State law tightens limits for drinking and boating

Bill Laitner
Detroit Free Press

The coming Memorial Day weekend marks the unofficial start of summer but also of Michigan's boating season.

For holiday revelers who take to the water while drinking alcohol, marine officers warn that this year brings a stricter law in Michigan regarding what constitutes drunken boating. It now matches drunken driving.

The threshold for being intoxicated at the helm dropped from 0.10 blood-alcohol level to 0.08, said Macomb County Sheriff Anthony Wickersham.

"We feel if somebody can't operate a motor vehicle at 0.08 (or above), can we say it's OK to operate a boat?" Wickersham said.

And, as about 5,000 seventh-graders in Macomb County learned over the winter, any boater on Michigan waters "has consented to alcohol testing if arrested by law enforcement officials," according to the Michigan Boating Certification Exam.

The Macomb youths who received a perfect score on the challenging, 60-question exam were awarded field trips this week to the county's marine division docks in Harrison Township, on Lake St.
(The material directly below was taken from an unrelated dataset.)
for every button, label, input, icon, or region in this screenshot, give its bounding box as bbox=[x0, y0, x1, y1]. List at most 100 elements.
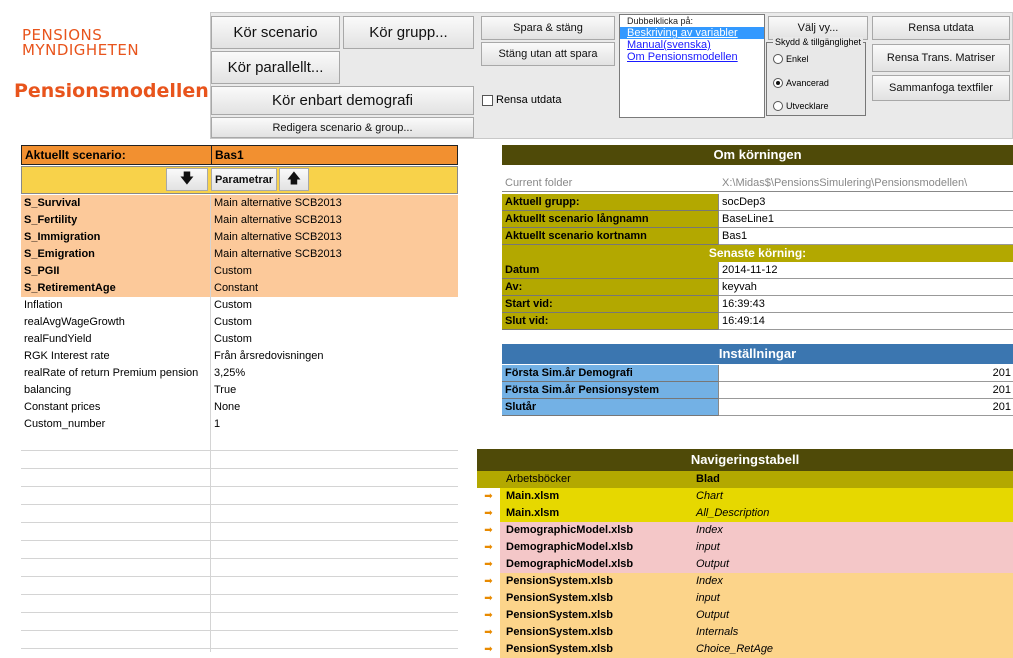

Clair at the mouth of the Clinton River.

As part of Safe Boating Week, which ends today, "We take them for a short boat ride on the lake and then they come in for hot dogs and chips," Wickersham said. He said he planned to be at the county's docks today for the last day of rides for the students, who are from public and parochial schools.

Macomb County's marine division has four year-round personnel but doubles that staff for summer patrols on Lake St. Clair, then adds 90 non-paid reservists to boost their presence, according to spokesman Lt. John Michalke. Last year, the marine division staff had 18 search-and-rescue missions, 32 general assist calls and more than 1,900 "contacts" with boaters, Michalke said.

Heavy drinking is a top cause of boating accidents and drownings, coupled with failure to wear life jackets, but among other cardinal errors is improper anchoring.

"A lot of people try to anchor their boat from the stern" — making the boat unstable, especially when the operator starts retrieving the anchor, marine division Deputy Bill Willhite said.

"We've had some fatalities from that," Willhite said.

When officers on a county patrol boat see a boater doing something stupid, "a lot of times we'll just stop and talk to the people because, from the sheriff on down, our emphasis is on education over enforcement," he said.

"But if they're inebriated, they're getting more than a ticket. They're going to jail," Willhite said.